The building is a simple aisle-less nave and chancel. When it was built, all the windows would have been little lancets like the one that survives in the north wall of the chancel, with its simple round top carved out of a solid stone lintel. All the other windows were enlarged later - the nave windows in the 14th century, those in the chancel and the west end in the 15th. 
The last significant alteration was sometime around 1700, when the old, narrow chancel arch was hacked out to its present width. The new arch is a simple semi-circle, with no ornament whatever, and it is surprising that the Victorians resisted the temptation to jazz it up with proper Gothic ornament. They also, happily, spared the pair of clergy stalls under the arch with their frilly canopies.
The other notable feature of the church is the glass. One window has a fragment of medieval glass dating from about 1360 - the coat of arms of a member of the Fitzalan family.
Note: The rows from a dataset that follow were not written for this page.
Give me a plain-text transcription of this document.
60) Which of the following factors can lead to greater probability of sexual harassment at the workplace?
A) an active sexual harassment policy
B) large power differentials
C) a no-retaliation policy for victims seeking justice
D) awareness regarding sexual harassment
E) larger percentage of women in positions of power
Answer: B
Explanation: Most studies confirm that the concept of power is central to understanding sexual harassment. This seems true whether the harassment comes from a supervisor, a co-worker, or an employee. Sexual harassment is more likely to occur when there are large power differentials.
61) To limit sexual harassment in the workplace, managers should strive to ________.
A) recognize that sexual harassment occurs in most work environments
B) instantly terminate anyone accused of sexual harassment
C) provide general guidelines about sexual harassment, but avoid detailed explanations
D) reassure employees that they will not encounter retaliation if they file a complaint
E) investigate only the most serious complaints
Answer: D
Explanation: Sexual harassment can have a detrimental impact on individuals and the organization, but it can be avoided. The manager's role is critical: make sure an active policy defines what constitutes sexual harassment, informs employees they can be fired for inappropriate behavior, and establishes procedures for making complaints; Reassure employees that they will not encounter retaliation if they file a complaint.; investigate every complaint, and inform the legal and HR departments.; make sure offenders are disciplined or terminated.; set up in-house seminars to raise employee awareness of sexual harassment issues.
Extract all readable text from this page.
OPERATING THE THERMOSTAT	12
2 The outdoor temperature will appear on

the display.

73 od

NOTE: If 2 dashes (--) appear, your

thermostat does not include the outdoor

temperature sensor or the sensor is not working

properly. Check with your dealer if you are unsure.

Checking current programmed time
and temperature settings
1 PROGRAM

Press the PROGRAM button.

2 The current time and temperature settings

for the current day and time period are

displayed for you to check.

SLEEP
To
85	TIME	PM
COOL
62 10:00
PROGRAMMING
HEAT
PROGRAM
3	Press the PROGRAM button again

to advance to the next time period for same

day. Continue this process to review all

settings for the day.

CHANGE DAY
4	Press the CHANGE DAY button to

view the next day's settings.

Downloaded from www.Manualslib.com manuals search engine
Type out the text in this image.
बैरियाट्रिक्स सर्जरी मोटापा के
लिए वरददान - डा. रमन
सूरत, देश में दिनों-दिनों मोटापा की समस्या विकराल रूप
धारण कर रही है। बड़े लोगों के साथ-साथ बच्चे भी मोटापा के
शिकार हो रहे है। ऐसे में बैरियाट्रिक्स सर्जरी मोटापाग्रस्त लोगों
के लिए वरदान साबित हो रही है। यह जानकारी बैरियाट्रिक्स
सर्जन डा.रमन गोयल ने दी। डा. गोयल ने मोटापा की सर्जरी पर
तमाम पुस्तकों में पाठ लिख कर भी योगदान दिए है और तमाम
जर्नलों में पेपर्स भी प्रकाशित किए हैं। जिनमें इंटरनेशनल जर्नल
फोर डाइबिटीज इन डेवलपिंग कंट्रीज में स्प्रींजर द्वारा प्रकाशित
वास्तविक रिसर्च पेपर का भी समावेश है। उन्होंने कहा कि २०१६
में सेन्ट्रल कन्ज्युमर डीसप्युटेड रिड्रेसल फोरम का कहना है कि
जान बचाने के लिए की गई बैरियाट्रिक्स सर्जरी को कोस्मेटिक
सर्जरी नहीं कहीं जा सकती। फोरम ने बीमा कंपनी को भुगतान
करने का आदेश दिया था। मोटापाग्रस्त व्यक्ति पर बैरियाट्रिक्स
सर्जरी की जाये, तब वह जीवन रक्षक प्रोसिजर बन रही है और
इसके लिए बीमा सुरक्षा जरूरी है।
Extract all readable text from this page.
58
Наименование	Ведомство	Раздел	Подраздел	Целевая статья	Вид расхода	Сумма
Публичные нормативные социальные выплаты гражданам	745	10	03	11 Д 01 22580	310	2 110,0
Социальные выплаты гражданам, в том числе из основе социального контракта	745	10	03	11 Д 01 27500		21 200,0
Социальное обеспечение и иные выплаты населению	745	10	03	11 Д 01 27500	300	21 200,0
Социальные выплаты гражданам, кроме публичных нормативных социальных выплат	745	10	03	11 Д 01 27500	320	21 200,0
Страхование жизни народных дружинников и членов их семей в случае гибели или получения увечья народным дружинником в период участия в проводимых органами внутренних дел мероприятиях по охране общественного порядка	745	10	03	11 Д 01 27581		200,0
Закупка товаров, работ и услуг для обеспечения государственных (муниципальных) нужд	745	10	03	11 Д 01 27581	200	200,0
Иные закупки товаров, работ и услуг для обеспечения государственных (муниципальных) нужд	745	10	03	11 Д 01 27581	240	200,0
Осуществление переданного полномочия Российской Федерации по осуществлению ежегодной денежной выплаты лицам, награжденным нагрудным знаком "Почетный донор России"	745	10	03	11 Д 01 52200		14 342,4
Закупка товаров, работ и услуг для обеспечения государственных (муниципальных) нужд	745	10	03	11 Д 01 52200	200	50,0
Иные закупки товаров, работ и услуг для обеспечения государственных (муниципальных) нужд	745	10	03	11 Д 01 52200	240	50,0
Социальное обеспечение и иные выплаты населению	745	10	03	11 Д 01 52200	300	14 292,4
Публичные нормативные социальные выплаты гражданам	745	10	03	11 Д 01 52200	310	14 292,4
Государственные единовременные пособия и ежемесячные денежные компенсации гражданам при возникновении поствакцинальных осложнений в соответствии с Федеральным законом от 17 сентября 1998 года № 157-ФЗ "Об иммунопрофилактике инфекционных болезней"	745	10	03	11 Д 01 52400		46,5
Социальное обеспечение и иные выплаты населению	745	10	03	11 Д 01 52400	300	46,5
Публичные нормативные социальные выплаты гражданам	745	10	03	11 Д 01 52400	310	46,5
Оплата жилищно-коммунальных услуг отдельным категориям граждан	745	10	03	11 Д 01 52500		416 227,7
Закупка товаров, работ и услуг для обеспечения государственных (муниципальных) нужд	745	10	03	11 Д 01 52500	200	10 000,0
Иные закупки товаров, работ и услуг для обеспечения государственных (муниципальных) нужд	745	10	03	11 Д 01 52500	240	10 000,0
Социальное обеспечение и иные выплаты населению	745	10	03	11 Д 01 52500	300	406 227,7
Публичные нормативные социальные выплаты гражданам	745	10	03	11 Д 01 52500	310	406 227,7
Then there is a set of stained glass windows by the firm Heaton, Butler and Bayne installed between 1915 and 1926 to commemorate various war dead. The east window is in memory of Lord Kitchener, paid for by his private secretary's brother-in-law, rather oddly.
But the most charming monument in the church is a slab now in the floor close to the font. It is in memory of John Whitington, who died 1731 at the early age of 35. The inscription reads (the spelling is as on the stone):
All you that are young this do pass by
Greive not to think I here must lie
My married bead is in the dust
Yet Christ will match me with ye Just.